CANTOR MICHAEL ZOOSMAN: I think it should absolutely be taken into account, again, to the fullest extent of the law, to reflect the absolutely heinous and horrific nature of it. The problem, again, is not that we did not punish him to the full extent of the law; the problem is that the law is wrong in offering this inhumane punishment, which 70% of nations in the world — 70% — have recognized as a violation of human rights, including Ghana, the country of Ghana, which just this past week abolished the death penalty while this trial was going on. And while this trial — while this verdict came out, this week in the United States, we have two executions, one of a mentally ill man on Monday — on Tuesday, and another today of a, quote-unquote, “volunteer” for state-assisted suicide in Florida, a prisoner who has dropped all his appeals.
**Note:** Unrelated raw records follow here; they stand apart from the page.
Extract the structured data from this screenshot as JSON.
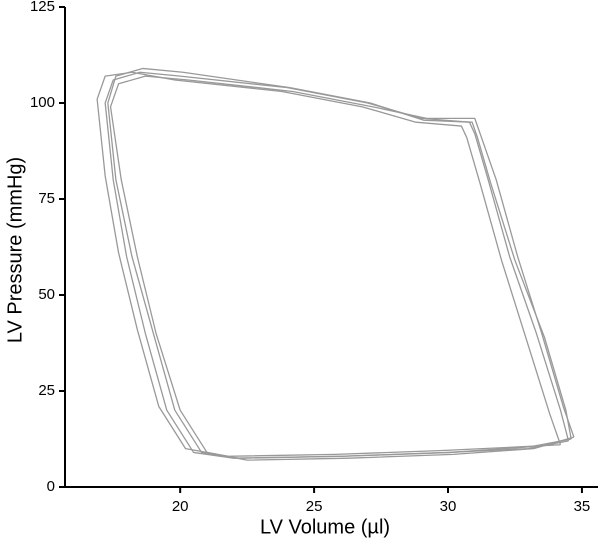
{
  "chart_data": {
    "type": "line",
    "x_label": "LV Volume (µl)",
    "y_label": "LV Pressure (mmHg)",
    "xlim": [
      15.7,
      35.6
    ],
    "ylim": [
      0,
      125
    ],
    "xticks": [
      20,
      25,
      30,
      35
    ],
    "yticks": [
      0,
      25,
      50,
      75,
      100,
      125
    ],
    "grid": false,
    "series": [
      {
        "color": "#999999",
        "x": [
          34.5,
          34.2,
          33.3,
          32.3,
          31.5,
          31.0,
          30.8,
          29.0,
          27.0,
          24.0,
          20.0,
          18.5,
          17.5,
          17.2,
          17.5,
          18.0,
          18.7,
          19.5,
          20.5,
          22.0,
          26.0,
          30.0,
          33.0,
          34.5
        ],
        "values": [
          12,
          20,
          40,
          60,
          80,
          92,
          95,
          96,
          100,
          104,
          107,
          108,
          106,
          100,
          80,
          60,
          40,
          20,
          9,
          7.5,
          8,
          9,
          10,
          12
        ]
      },
      {
        "color": "#999999",
        "x": [
          34.7,
          34.3,
          33.5,
          32.6,
          31.8,
          31.2,
          31.0,
          29.2,
          27.2,
          24.2,
          20.3,
          18.7,
          17.7,
          17.4,
          17.8,
          18.4,
          19.1,
          20.0,
          21.0,
          22.5,
          26.3,
          30.2,
          33.2,
          34.7
        ],
        "values": [
          13,
          21,
          40,
          60,
          80,
          92,
          96,
          96,
          99,
          103,
          106,
          107,
          105,
          99,
          80,
          60,
          40,
          20,
          9,
          7,
          7.5,
          8.5,
          10,
          13
        ]
      },
      {
        "color": "#999999",
        "x": [
          34.2,
          33.8,
          32.9,
          32.0,
          31.2,
          30.7,
          30.5,
          28.8,
          26.8,
          23.8,
          19.8,
          18.2,
          17.2,
          16.9,
          17.2,
          17.7,
          18.4,
          19.2,
          20.2,
          21.8,
          25.8,
          29.8,
          32.8,
          34.2
        ],
        "values": [
          11,
          19,
          39,
          59,
          79,
          91,
          94,
          95,
          99,
          103,
          106,
          108,
          107,
          101,
          81,
          61,
          41,
          21,
          10,
          8,
          8.5,
          9.5,
          10.5,
          11
        ]
      },
      {
        "color": "#999999",
        "x": [
          34.6,
          34.4,
          33.6,
          32.5,
          31.6,
          31.1,
          30.9,
          29.1,
          27.1,
          24.1,
          20.1,
          18.6,
          17.6,
          17.3,
          17.6,
          18.2,
          19.0,
          19.8,
          20.8,
          22.2,
          26.1,
          30.1,
          33.1,
          34.6
        ],
        "values": [
          12.5,
          20,
          39,
          59,
          79,
          91,
          95,
          95.5,
          100,
          104,
          108,
          109,
          107,
          100,
          80,
          60,
          40,
          20,
          9,
          7.5,
          8,
          9,
          10.5,
          12.5
        ]
      }
    ]
  }
}
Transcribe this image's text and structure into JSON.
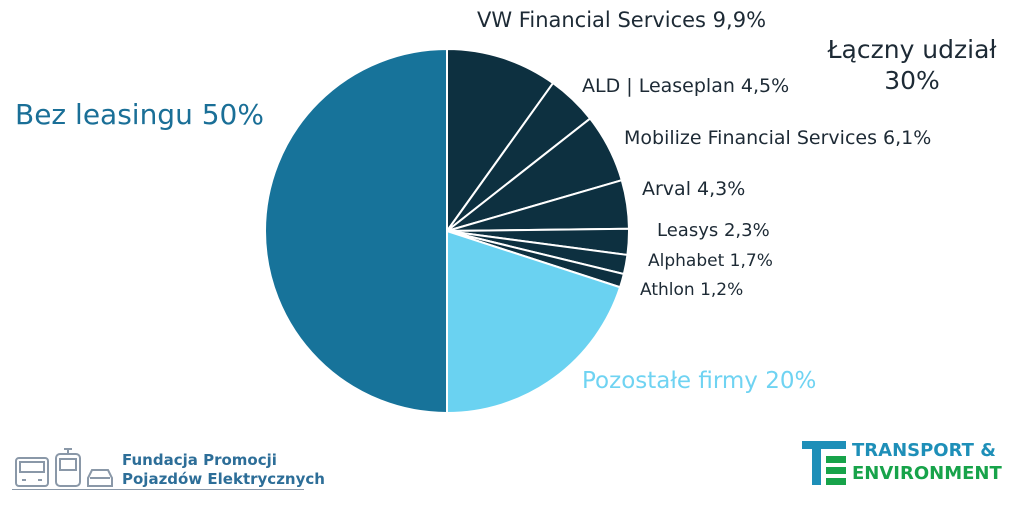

So, when you open that door to death, that is opening Pandora’s box to something that we know is a violation of the highest order of human rights. And it opens the door to proposals that we see in the states here for the death penalty now for abortion, and countries like Uganda, that are now — have the, quote-unquote, “kill the gays” law, the death penalty for homosexual acts. And it goes on and on. Florida, we see this Pandora’s box opening now for the death penalty for crimes that don’t involve killing, and for the death penalty when there’s a nonunanimous jury. So, what we’re seeing is, again and again, how when that door is left open, horrors emanate from it.

AMY GOODMAN: Cantor Zoosman, I wanted to go to Democratic Congressmember Jamie Raskin, who shared his response to the death sentence given to Bowers in an interview with the BBC.

REP. JAMIE RASKIN: I have opposed the death penalty for a long time, and I led the fight in Maryland to abolish the death penalty. You know, I think that the punishment of death is certainly way too good for the mass murderer, this racist antisemite who assassinated worshipers at the Tree of Life synagogue. And, you know, he should be forced to endure his days with the rigors of hard time in prison, and he should be an example to others. You know, a lot of these people who engage in these massacres at churches, in supermarkets, Walmarts, what have you, turn the gun on themselves and kill themselves. They don’t want to face a guilty verdict and life in prison.

AMY GOODMAN: I wanted to ask you, Cantor Zoosman. People may not be aware that in death penalty cases, something we pointed out at the beginning, the prospective jurors have to be for the death penalty, even if in the end they don’t give the death penalty to the person. That often excludes Blacks, Jews and Catholics, who are more often than not against the death penalty, so then they won’t serve on juries in a case that doesn’t even necessarily go for the death penalty. And it also shows that those jurors would be less likely to convict, those that would be kept off the jury. Your thoughts on that?

CANTOR MICHAEL ZOOSMAN: I think that’s absolutely spot-on. I saw a comment just recently that somebody made, an astute comment, that, hypothetically, if all the members of the jury were Jewish, it’s highly unlikely that we would see this penalty of death. And that would reflect the cross-section of the Jewish community when it comes to views on the death penalty.

Let it be known that, indeed, there are many in the Jewish community, as you’ve mentioned before, who do support the death penalty. There’s a famous quip that “two Jews, three opinions,” and we’re allowed to agree to disagree. In the Talmud, there’s a famous phrase teiku, which comes from the Aramaic teikum, which means “let it stand.” It’s OK, we will agree for the sake of having to disagree on this issue. And that’s fine. Let there begin a group that says Jews for the Death Penalty, L’Mavet, which means “to death.” Ours is L’Chaim, “to life,” Jews Against the Death Penalty. And so, that would, to me, say that if there were jurors who were selected, you would at least get at least one, if not many more, who would have recognized that the death penalty is an abomination, and would not have voted for it for Robert Bowers.

AMY GOODMAN: Cantor Michael Zoosman, we want to thank you so much for being with us, former prison chaplain and co-founder of L’Chaim! Jews Against the Death Penalty.